Mister Smith smiled. “I understand the sentiment, but there we are. Li Ka-Shing has this morning booked. This afternoon belongs to the Bronfman family. Tomorrow, Conrad Black has bought an hour — just the basic package for a single hour, cheap bastard.”
“I’m sorry — are you working now?”
“Strictly speaking, yes, but don’t worry about it. Li bought the Deluxe Package — not only am I forbidden to do anything for him, but I am encouraged to do other work to ensure that I don’t have time to do anything for him. As long as the other work is actual work, and not doing nothing for somebody else, you understand. The Deluxe Package is a good deal, by the way — it comes with the guarantee that if word ever leaks to the press, Chic Inc. will deny that you are customer. Destroy all our files on you, if need be. Say what you will about immigrants, but they sure know how to spend money!”

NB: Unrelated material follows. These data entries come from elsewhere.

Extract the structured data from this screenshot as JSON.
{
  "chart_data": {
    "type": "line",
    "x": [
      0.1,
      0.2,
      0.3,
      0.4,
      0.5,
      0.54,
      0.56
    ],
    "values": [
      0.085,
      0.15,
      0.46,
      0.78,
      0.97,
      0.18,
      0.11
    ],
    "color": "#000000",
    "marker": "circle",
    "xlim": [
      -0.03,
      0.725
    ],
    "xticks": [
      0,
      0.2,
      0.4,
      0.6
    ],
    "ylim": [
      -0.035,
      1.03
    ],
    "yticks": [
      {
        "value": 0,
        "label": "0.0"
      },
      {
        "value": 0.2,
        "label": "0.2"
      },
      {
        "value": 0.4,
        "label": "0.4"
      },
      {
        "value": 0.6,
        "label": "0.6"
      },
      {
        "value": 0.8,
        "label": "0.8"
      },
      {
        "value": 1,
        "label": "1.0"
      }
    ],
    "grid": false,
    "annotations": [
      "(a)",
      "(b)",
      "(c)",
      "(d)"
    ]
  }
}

I shook my head. “I don’t get it,” I said. “Why would anybody pay outrageous sums of money for your…err, non-service?”
Mister Smith smiled indulgently. “If our fees weren’t outrageous, our clients wouldn’t take our service seriously,” he told me. “Listen, I was an accountant for 20 years, and I couldn’t help but notice that really rich people spent increasingly outrageous sums of money for trinkets and baubles with increasingly less and less intrinsic value. A handkerchief once used by Jacqueline Kennedy. A fake Dali drawing. A spittoon which had been in a bar frequented by Ernest Hemingway. Chic Inc. struck me as the perfect end result of this process: paying somebody to do nothing for you — could there be a greater status symbol?”
“I find the idea intriguing,” I admitted, “but I’m afraid your prices are a bit out of my range…”
“Not to worry. In the next couple of years, Chic Inc. will be opening a number of franchise operations in shopping malls across the country.” I must have looked surprised, because Mister Smith hastily explained: “Why should the wealthy be the only ones to benefit from this remarkable service? There are a lot of middle class — even working class people who want the status of being able to throw money away on nothing, but who don’t have the money to throw away. Should they suffer? Of course, the service wouldn’t be quite the same — a franchise customer may have to accept some trivial benefit for his money.
“After all,” Mister Smith smiled expansively, “you get what you pay for.”